Missed the live Masterclass? You can now watch it on demand here

You can also sign up for our Top Women membership here: https://www.topco.online/Standard-Bank-Top-Women-Membership



Sthembile Nkabinde is the Founder of Khulasande Capital. She is a qualified chartered accountant and has 11 years auditing, corporate finance, leverage finance and private equity experience. After qualifying with PricewaterhouseCoopers, Sthembile joined the corporate finance division of Investec. She is a highly driven, motivated and hardworking individual with a demonstrable track record in investment banking, private equity and as a non-executive director.


Lullu Krugel is the Chief Economist of KPMG South Africa, as well as a Partner in Financial Risk Management. She has been employed at KPMG for 8 years as a consulting economist, where she leads the Economics Practice. She has 17 years’ extensive economic experience, primarily in economic modelling techniques such as economy-wide modelling within the micro- and macro-economic environment.

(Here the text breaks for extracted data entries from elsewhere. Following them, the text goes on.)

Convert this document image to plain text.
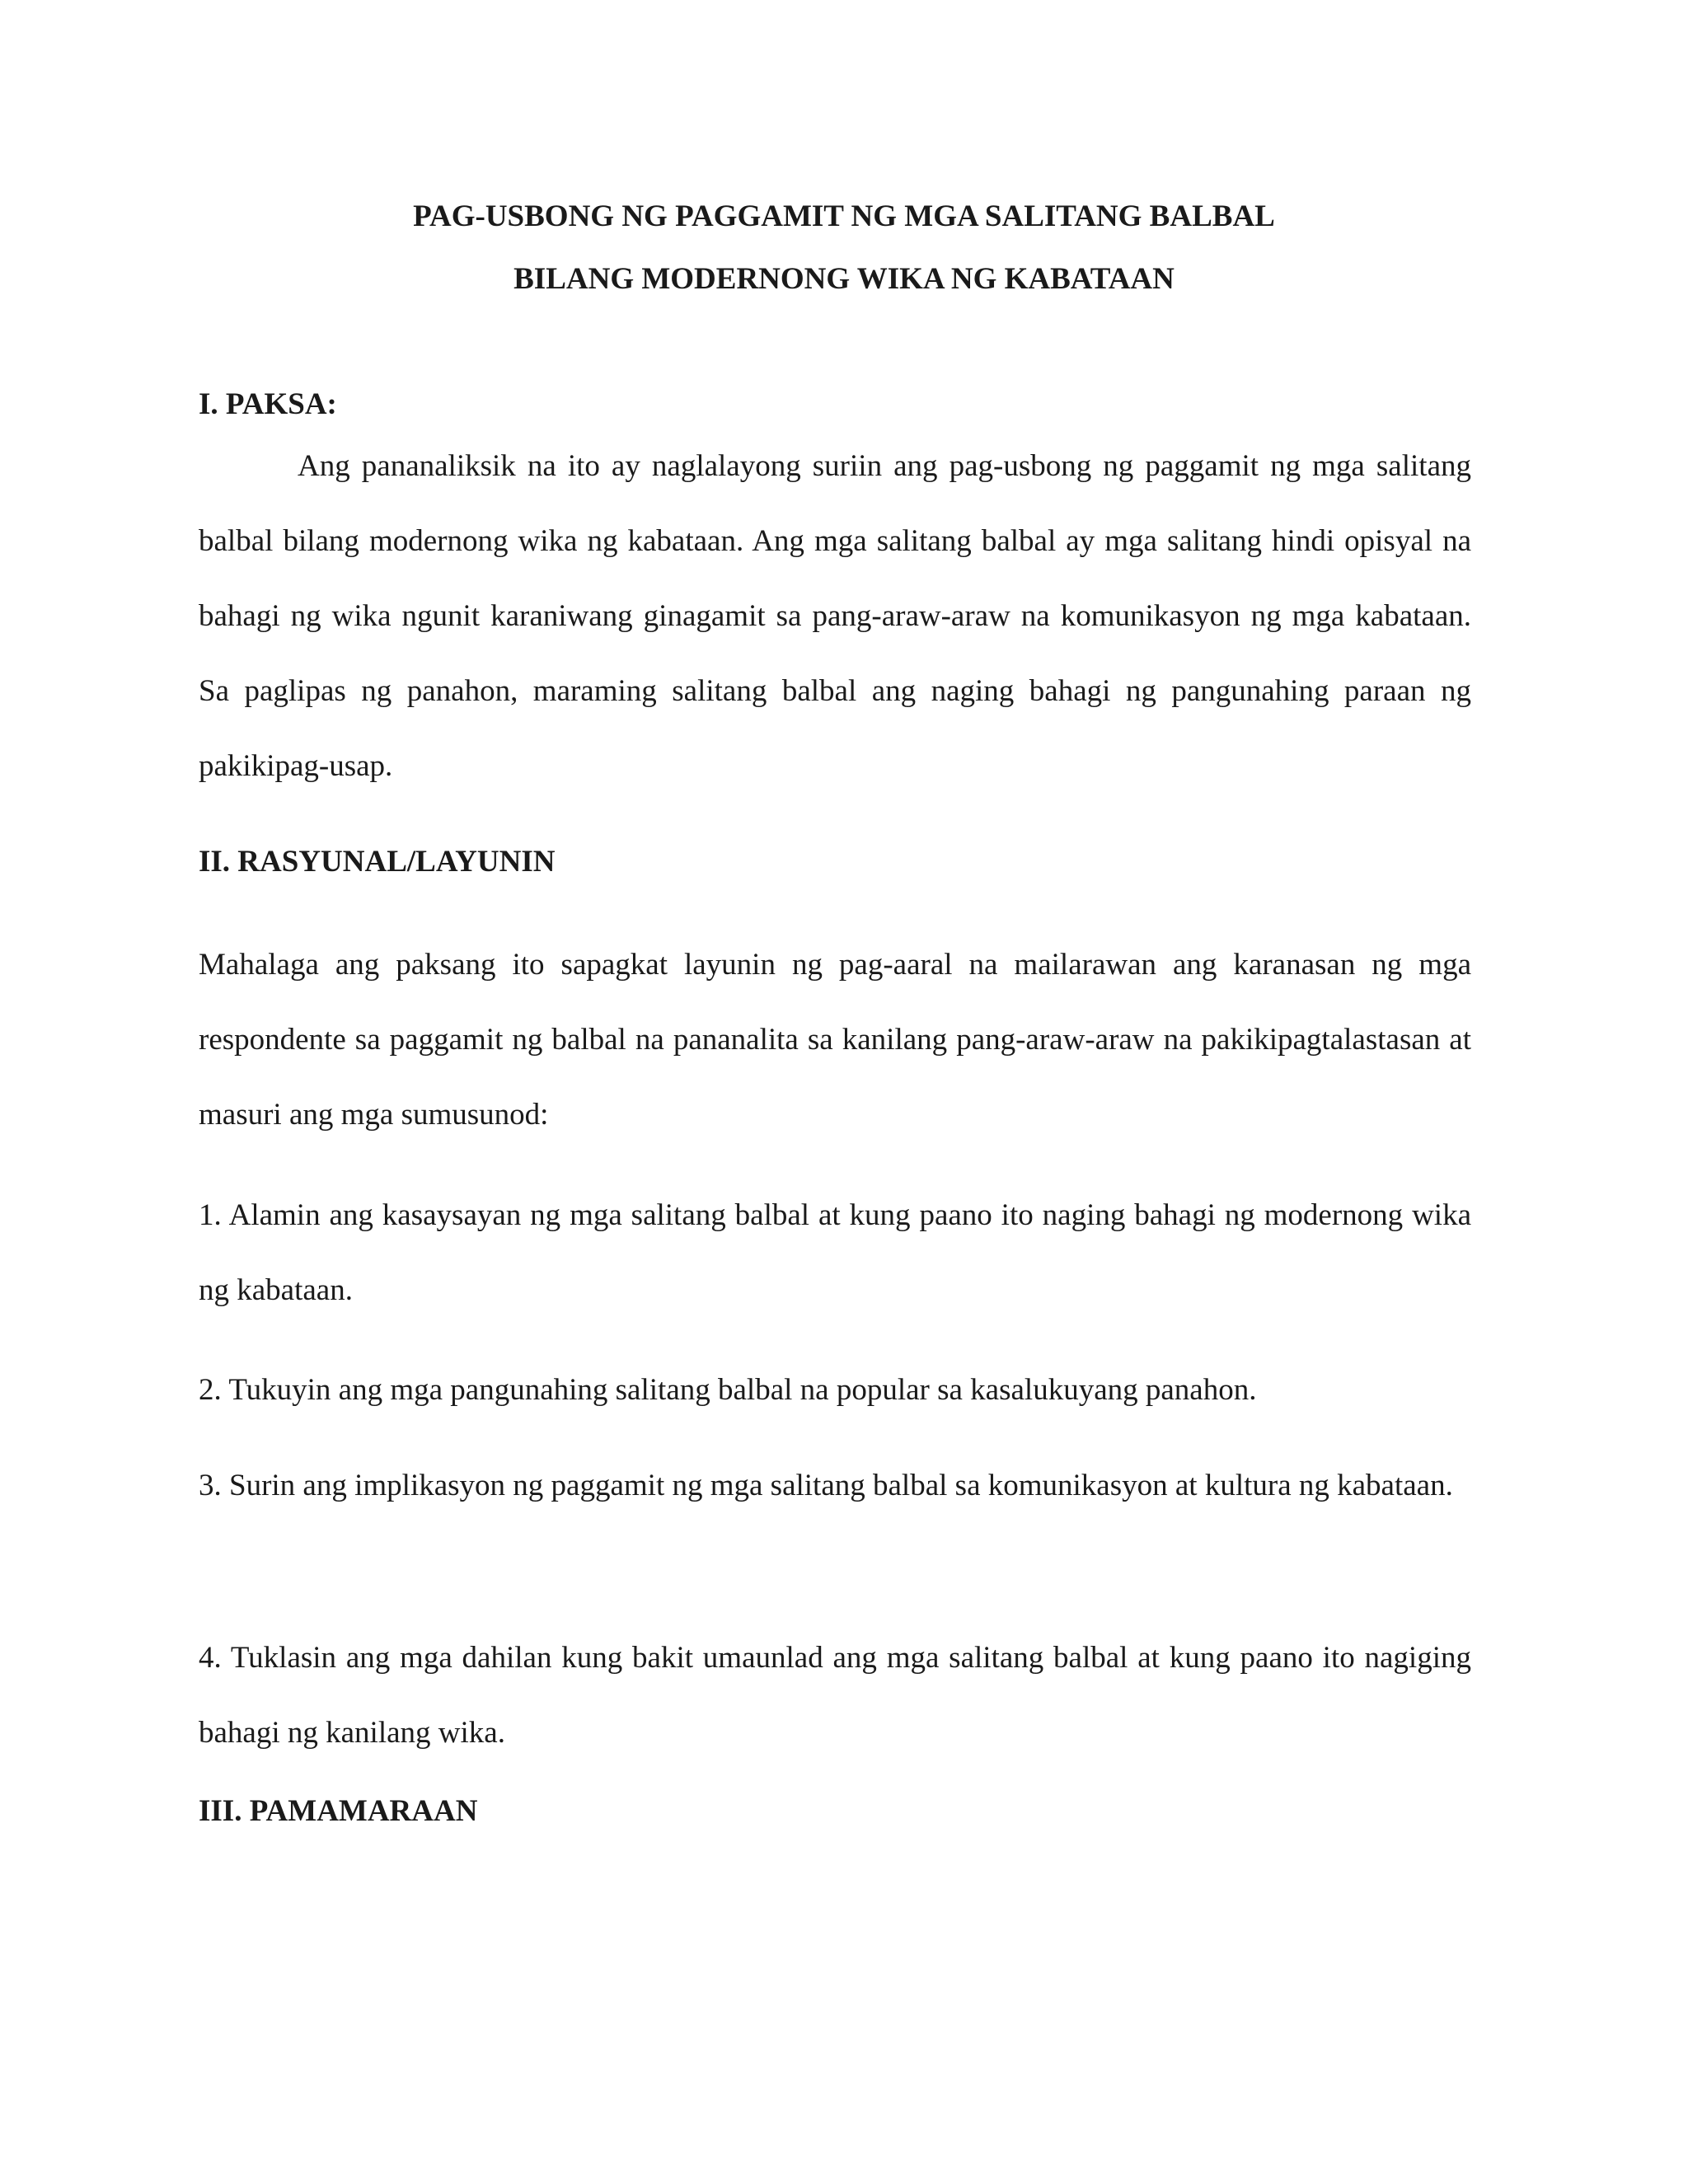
PAG-USBONG NG PAGGAMIT NG MGA SALITANG BALBAL
BILANG MODERNONG WIKA NG KABATAAN
I. PAKSA:

Ang pananaliksik na ito ay naglalayong suriin ang pag-usbong ng paggamit ng mga salitang balbal bilang modernong wika ng kabataan. Ang mga salitang balbal ay mga salitang hindi opisyal na bahagi ng wika ngunit karaniwang ginagamit sa pang-araw-araw na komunikasyon ng mga kabataan. Sa paglipas ng panahon, maraming salitang balbal ang naging bahagi ng pangunahing paraan ng pakikipag-usap.

II. RASYUNAL/LAYUNIN

Mahalaga ang paksang ito sapagkat layunin ng pag-aaral na mailarawan ang karanasan ng mga respondente sa paggamit ng balbal na pananalita sa kanilang pang-araw-araw na pakikipagtalastasan at masuri ang mga sumusunod:

1. Alamin ang kasaysayan ng mga salitang balbal at kung paano ito naging bahagi ng modernong wika ng kabataan.

2. Tukuyin ang mga pangunahing salitang balbal na popular sa kasalukuyang panahon.

3. Surin ang implikasyon ng paggamit ng mga salitang balbal sa komunikasyon at kultura ng kabataan.

4. Tuklasin ang mga dahilan kung bakit umaunlad ang mga salitang balbal at kung paano ito nagiging bahagi ng kanilang wika.

III. PAMAMARAAN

Nompumelelo Maisela is the Acting Director: Strategy and Advocacy Black Industrialist Department of Trade Industry and Competition. Ms Maisela has worked as a strategist for the dtic’s Gender and Women Empowerment Unit, where publications such as Enterprising Women, 2011 and Towards an Enabling Environment for Women Economic Empowerment in South Africa. She is currently working on the Black Industrialist program as the strategist and advocate.